Secara spesifik dari total luasan konsesi PT BAT, wilayah yang masih dapat disebut hutan hanya 13.968,50 hektar, sisanya sudah habis dikonversi menjadi belukar dan kebun sawit. Konsorsium Bentang Alam Seblat mencatat setidaknya ada 3.485,16 hektar telah berubah menjadi semak belukar dan ada ratusan titik sebaran kebun sawit dengan total luas lebih dari 4.566,34 hektar dalam konsesi yang pada tahun 2021 lalu juga ditemukan bangkai gajah.

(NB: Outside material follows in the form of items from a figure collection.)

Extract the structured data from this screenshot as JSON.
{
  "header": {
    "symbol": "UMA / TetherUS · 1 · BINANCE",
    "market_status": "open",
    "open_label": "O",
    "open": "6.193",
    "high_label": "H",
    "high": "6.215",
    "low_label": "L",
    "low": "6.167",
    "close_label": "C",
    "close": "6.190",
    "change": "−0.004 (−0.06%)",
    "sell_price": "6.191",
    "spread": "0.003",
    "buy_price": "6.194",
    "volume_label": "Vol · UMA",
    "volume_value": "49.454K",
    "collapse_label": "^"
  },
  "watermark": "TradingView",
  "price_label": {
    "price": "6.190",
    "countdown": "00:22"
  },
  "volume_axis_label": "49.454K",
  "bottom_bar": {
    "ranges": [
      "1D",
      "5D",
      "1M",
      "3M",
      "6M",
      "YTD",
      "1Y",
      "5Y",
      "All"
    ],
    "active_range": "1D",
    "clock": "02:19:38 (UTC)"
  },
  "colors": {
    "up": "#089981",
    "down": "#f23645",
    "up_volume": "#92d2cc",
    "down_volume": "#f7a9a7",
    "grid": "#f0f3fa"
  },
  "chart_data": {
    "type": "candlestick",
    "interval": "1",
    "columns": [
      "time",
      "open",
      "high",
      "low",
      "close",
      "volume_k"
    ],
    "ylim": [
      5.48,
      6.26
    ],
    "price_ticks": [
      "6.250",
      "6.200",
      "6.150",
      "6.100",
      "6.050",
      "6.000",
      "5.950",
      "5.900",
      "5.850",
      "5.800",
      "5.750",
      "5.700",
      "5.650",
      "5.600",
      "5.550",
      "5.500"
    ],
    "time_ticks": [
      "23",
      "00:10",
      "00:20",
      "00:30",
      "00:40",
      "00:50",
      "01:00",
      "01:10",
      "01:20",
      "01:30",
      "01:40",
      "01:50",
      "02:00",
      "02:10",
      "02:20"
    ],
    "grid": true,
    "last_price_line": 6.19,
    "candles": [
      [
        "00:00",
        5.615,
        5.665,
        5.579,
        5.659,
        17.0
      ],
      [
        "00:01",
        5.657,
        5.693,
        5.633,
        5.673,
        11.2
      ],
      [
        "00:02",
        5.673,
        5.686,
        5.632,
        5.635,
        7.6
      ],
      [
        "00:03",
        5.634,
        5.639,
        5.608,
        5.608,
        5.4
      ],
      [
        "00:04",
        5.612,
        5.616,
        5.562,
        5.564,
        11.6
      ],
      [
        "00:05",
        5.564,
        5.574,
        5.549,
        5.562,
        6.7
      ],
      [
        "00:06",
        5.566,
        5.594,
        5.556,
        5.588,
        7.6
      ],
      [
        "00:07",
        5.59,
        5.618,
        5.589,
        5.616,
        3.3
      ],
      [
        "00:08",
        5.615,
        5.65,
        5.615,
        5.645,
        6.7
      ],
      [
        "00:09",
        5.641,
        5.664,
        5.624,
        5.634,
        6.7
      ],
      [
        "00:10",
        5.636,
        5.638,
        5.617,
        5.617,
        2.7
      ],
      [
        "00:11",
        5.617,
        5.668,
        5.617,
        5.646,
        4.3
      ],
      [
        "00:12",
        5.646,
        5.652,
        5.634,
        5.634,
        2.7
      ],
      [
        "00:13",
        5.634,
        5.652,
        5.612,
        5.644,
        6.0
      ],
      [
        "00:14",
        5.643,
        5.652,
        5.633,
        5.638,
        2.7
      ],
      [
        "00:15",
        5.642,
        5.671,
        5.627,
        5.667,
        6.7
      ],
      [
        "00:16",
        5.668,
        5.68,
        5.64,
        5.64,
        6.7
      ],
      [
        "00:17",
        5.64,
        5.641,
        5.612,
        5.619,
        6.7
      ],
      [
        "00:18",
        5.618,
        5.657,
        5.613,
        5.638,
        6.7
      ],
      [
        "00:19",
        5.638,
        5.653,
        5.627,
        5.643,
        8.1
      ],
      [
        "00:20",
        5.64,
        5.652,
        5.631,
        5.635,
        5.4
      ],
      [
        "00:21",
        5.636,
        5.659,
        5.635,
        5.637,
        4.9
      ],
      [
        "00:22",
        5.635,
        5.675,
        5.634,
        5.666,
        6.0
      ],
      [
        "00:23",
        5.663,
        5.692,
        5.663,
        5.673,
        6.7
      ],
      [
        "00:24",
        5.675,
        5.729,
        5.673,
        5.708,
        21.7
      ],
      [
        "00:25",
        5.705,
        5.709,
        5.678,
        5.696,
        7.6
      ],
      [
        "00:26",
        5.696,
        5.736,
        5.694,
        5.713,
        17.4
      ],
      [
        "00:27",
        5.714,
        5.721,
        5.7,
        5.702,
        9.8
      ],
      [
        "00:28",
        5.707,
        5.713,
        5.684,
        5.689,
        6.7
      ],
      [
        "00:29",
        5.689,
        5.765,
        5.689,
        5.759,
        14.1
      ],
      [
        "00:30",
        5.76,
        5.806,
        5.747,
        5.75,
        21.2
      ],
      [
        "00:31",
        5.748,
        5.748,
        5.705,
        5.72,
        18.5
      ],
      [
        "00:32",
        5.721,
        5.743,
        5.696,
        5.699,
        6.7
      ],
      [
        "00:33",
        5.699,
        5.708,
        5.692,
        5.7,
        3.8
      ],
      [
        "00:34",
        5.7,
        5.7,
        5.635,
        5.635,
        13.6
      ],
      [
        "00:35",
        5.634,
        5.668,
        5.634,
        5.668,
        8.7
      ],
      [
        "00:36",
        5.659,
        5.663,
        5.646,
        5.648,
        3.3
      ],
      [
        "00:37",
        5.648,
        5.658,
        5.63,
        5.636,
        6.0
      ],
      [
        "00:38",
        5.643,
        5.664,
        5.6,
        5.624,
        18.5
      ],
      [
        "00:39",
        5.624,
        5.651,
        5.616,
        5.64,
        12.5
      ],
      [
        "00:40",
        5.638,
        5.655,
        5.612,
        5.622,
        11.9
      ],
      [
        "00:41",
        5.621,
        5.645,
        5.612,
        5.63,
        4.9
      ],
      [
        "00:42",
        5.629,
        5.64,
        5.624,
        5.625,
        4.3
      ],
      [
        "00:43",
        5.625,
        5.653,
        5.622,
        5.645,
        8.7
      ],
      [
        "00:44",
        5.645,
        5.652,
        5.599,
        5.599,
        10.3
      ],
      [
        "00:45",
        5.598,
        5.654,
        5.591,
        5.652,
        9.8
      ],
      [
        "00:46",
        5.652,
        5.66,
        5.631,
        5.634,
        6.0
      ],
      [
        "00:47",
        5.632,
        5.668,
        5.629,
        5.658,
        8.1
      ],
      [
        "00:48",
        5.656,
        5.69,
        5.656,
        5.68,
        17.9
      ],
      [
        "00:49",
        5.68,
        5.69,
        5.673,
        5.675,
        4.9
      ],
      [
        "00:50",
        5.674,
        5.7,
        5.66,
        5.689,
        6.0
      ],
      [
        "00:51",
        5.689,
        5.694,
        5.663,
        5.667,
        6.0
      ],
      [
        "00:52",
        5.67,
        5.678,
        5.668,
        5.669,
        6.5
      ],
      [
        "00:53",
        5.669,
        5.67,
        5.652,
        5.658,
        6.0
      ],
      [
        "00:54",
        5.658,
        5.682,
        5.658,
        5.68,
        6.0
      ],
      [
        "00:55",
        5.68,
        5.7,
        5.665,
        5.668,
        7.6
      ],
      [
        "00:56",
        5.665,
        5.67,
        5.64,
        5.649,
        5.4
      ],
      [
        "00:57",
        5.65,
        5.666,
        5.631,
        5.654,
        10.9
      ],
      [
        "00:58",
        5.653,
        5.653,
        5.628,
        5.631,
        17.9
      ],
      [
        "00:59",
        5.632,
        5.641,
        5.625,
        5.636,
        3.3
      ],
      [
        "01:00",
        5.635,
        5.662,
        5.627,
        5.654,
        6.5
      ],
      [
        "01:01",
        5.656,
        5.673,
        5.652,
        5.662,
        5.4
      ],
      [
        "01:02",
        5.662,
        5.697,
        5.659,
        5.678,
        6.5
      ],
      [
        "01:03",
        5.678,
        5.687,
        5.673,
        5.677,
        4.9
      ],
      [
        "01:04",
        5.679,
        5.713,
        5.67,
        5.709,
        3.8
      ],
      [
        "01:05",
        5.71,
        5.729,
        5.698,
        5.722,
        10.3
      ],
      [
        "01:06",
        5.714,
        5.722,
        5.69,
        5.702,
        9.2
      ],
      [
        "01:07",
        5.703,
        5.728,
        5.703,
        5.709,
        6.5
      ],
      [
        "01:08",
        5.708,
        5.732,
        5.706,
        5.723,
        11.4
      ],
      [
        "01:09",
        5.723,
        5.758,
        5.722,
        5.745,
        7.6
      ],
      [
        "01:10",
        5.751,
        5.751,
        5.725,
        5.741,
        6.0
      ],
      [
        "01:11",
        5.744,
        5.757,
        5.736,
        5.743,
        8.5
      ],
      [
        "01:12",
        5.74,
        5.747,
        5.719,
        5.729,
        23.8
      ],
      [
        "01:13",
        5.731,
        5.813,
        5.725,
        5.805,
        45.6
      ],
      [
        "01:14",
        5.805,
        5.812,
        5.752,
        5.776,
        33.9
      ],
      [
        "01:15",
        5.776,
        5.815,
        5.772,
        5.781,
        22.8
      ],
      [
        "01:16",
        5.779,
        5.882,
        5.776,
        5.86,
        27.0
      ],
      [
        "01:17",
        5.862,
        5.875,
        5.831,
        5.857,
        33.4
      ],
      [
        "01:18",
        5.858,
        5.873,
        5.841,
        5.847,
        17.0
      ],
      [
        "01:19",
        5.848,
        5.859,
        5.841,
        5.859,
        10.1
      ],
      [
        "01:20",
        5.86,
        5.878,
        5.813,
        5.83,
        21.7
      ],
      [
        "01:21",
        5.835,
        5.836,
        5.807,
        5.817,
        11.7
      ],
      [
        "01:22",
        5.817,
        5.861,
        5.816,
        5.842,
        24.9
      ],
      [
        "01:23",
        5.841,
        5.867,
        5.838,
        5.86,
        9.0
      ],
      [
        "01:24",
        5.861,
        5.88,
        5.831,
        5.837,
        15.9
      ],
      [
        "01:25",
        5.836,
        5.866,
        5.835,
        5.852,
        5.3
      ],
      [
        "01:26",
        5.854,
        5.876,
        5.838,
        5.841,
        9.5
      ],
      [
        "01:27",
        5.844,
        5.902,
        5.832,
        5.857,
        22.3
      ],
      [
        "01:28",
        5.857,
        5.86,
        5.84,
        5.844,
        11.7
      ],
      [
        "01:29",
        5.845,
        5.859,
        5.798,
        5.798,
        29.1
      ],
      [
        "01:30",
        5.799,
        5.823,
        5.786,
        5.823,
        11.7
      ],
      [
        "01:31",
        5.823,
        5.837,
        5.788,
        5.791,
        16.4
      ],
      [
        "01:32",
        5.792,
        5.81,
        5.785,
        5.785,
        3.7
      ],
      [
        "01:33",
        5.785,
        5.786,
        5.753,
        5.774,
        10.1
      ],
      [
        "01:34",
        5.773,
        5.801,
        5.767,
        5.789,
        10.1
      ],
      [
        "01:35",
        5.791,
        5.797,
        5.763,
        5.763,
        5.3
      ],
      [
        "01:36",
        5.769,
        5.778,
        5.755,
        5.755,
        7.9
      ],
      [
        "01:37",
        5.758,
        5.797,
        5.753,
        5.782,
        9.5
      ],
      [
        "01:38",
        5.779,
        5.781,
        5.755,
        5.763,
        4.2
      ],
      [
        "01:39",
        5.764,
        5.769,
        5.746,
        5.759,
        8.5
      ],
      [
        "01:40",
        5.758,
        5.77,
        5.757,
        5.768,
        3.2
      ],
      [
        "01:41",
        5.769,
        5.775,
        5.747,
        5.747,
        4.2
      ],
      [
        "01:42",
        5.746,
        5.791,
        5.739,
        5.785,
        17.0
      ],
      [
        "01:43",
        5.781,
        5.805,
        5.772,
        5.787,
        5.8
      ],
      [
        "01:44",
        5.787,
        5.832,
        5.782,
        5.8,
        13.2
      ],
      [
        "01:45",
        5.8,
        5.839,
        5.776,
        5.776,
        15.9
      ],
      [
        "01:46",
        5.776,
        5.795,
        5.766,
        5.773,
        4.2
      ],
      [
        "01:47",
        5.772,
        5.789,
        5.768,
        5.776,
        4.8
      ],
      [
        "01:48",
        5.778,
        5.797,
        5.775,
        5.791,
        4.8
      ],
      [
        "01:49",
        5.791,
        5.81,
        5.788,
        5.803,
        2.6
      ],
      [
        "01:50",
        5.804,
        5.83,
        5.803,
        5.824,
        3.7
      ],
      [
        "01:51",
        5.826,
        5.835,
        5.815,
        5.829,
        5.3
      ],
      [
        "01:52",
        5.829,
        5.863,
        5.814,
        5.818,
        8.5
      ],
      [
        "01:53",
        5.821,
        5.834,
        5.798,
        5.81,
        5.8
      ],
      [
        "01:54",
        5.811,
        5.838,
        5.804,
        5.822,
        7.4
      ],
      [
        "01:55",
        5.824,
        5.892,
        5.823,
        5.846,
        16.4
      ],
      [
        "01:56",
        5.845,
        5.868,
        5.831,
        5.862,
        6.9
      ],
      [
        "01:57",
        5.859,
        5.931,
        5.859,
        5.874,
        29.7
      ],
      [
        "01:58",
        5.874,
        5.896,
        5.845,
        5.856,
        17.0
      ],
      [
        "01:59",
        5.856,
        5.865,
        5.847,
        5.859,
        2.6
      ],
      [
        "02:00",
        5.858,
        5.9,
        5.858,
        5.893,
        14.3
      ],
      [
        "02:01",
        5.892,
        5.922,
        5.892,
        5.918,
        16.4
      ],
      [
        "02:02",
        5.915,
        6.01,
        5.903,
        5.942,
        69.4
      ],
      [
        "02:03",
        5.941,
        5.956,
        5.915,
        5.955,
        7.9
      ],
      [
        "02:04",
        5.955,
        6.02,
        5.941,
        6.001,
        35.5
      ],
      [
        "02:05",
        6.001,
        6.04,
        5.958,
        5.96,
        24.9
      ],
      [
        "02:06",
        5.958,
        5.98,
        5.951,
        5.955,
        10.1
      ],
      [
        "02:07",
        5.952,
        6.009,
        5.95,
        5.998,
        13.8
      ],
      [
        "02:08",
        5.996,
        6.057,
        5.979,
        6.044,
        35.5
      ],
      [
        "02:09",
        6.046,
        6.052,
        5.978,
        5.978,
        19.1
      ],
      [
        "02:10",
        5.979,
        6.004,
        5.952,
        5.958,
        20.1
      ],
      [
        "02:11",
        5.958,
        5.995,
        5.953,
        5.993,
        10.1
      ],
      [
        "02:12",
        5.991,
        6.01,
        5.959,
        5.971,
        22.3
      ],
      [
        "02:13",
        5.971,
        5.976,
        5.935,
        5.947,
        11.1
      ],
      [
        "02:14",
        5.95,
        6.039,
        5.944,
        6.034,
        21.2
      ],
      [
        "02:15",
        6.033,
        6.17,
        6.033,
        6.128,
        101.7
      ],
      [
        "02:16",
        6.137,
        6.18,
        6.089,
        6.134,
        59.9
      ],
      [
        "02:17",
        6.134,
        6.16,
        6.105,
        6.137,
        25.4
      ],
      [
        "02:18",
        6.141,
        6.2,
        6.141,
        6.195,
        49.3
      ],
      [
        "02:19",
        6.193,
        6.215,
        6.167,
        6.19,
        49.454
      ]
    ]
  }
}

BACA JUGA:KPHP Kumpul Bukti Oknum Dewan Kuasai HPT, Bentang Seblat Pesimis
Berdasarkan analisis Konsorsium Bentang Alam Seblat (KBS) periode 2023, dari 80.978 hektare total luas kawasan Bentang Alam Seblat, tutupan hutannya hanya sebesar 49,7 ribu hektar (61,5%), dan sisanya 31,1 ribu hektar (38,5%) tidak berhutan.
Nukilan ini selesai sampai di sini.